March 2011

Gorgeous Gardens and Pristine Pools : Landscaping - Proper Landscaping Increases Home Values

Author: Carolyn's Landscaping and Nursery

A recent landscaping study examined the effect of three components of a landscape design on the perceived value of a home. Over 1,300 volunteers participated in seven states by viewing 16 photographs of landscapes using various levels of three attributes: plant material type, design sophistication, and plant size. Across all seven markets, study participants perceived that home values increased significantly for homes with a good quality landscape.

Participants in the study valued landscape sophistication most. Island beds and curved bed lines add to the perceived value of a home. Plant material was least important, followed by plant size.

All states in the survey, including South Carolina, shared the same most preferred landscape: a sophisticated design incorporating large deciduous, evergreen, and annual color plants and colored landscape.

The sophisticated planting category consisted of a foundation planting with adjoining beds and two or three large island plantings, all incorporating curved bed lines. Results from this study show that a landscape can add 5-11 percent to the base value of the home.

The resulting increase in “curb appeal” of the property may also help differentiate a home in a subdivision where house styles are similar and thereby attract potential buyers into a home. This advantage is especially important in a competitive housing market. Investing in the services of a landscape design professional will optimize the value of your home.

A quality landscape not only adds to the value of a home, but is a home improvement project that will appreciate over time while the growth and maturity of trees and shrubs enhance aesthetic appeal.

The Upkeep
The value received by homeowners who contract for professional weekly landscape maintenance is well worth the cost. Benefits compound over time from proper pruning, fertilizing, watering and pest and disease amelioration. Lower cost for service is usually not best unless property owners are prepared to assume risk. A $3,000 turf repair is a heavy penalty to pay because an untrained yard professional failed to recognize a Chinch bug infestation. Infestations are a natural part of nature and can occur in any yard, but hiring a trained horticulturist can much reduce homeowner disappointments. So, when assessing bids, it’s best to question the low bidders if you care about your property. Homeowners don’t need to be Master Gardeners to ask a few basic questions. Here are a few to start with:

• Are crews knowledgeable about basic pruning principles?

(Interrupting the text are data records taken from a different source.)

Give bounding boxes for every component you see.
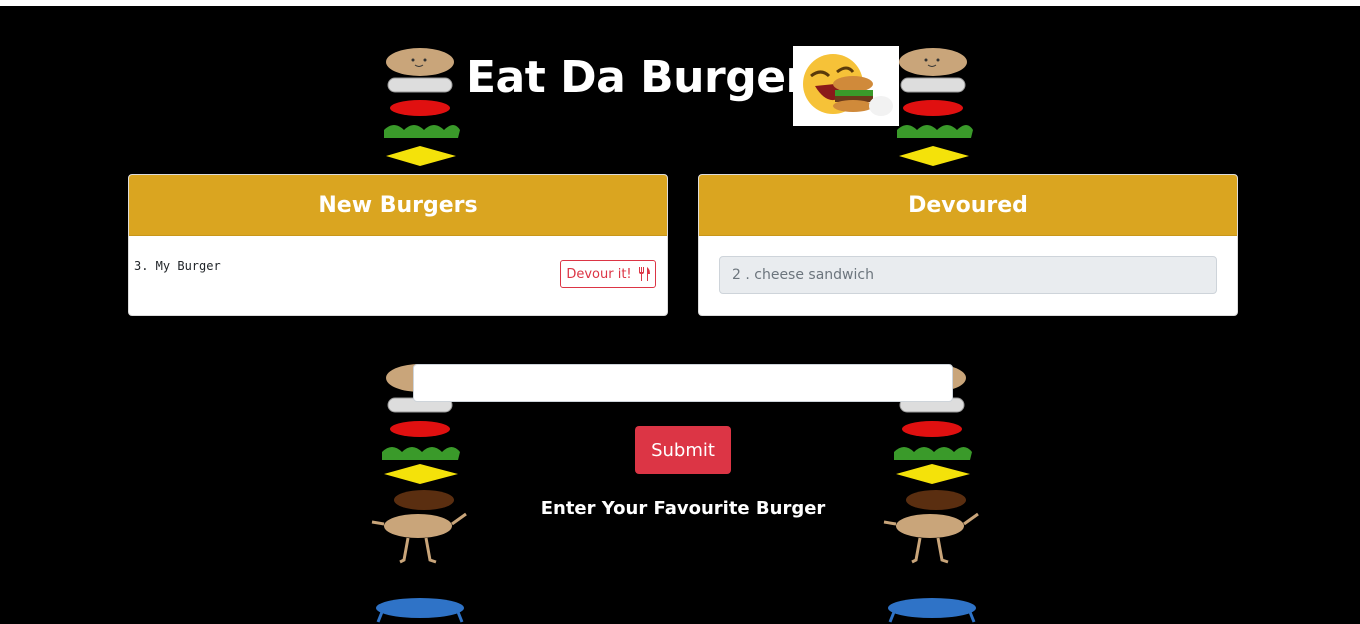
devour-button-label: Devour it! (566, 266, 632, 282)
burger-stack-icon (897, 48, 973, 166)
burger-name-input[interactable] (413, 364, 953, 402)
burger-stack-icon (384, 48, 460, 166)
laughing-emoji-burger-icon (793, 46, 899, 126)
burger-item-label: 3. My Burger (134, 259, 221, 273)
devoured-item: 2 . cheese sandwich (719, 256, 1217, 294)
devoured-card: Devoured 2 . cheese sandwich (698, 174, 1238, 316)
submit-button[interactable]: Submit (635, 426, 731, 474)
new-burgers-header: New Burgers (129, 175, 667, 236)
new-burgers-card: New Burgers 3. My Burger Devour it! (128, 174, 668, 316)
page-title: Eat Da Burger (466, 52, 807, 103)
input-caption: Enter Your Favourite Burger (540, 498, 826, 519)
utensils-icon (638, 267, 650, 281)
devour-button[interactable]: Devour it! (560, 260, 656, 288)
top-border (0, 0, 1360, 6)
devoured-header: Devoured (699, 175, 1237, 236)
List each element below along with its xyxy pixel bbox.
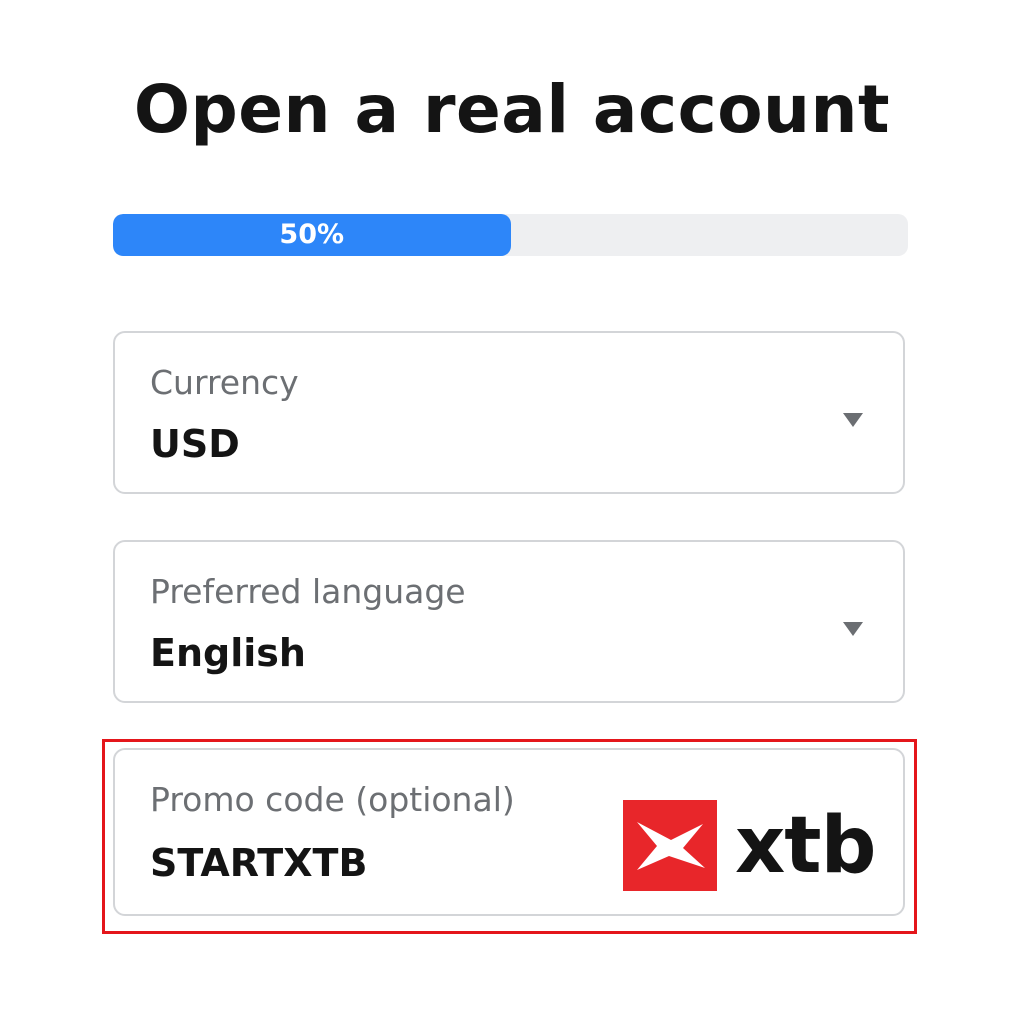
language-select[interactable]: Preferred language English xyxy=(113,540,905,703)
progress-bar-fill: 50% xyxy=(113,214,511,256)
promo-value[interactable]: STARTXTB xyxy=(150,838,367,888)
language-label: Preferred language xyxy=(150,572,466,611)
language-value: English xyxy=(150,631,306,675)
currency-select[interactable]: Currency USD xyxy=(113,331,905,494)
page-title: Open a real account xyxy=(133,71,891,148)
xtb-logo-text: xtb xyxy=(735,800,876,891)
chevron-down-icon[interactable] xyxy=(843,413,863,427)
xtb-logo-mark xyxy=(623,800,717,891)
xtb-logo: xtb xyxy=(623,800,876,891)
promo-label: Promo code (optional) xyxy=(150,780,515,819)
x-mark-icon xyxy=(637,822,705,870)
currency-value: USD xyxy=(150,422,240,466)
progress-label: 50% xyxy=(279,219,345,250)
promo-code-field[interactable]: Promo code (optional) STARTXTB xtb xyxy=(113,748,905,916)
currency-label: Currency xyxy=(150,363,299,402)
account-form-page: Open a real account 50% Currency USD Pre… xyxy=(0,0,1024,1024)
progress-bar: 50% xyxy=(113,214,908,256)
chevron-down-icon[interactable] xyxy=(843,622,863,636)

• Do crews understand seasonal plant bloom times? Flowering on old growth or new?

• Do the company personnel understand insect/ fungus infestations and treatments?

• Does the company perform regular yard inspections by management?

• Are top quality chemical products used?

• Is the company properly insured and licensed?

• Did the bidder ask about any children or pets in the family?

It may pay dividends to pay the extra 10-20 percent to a professional company.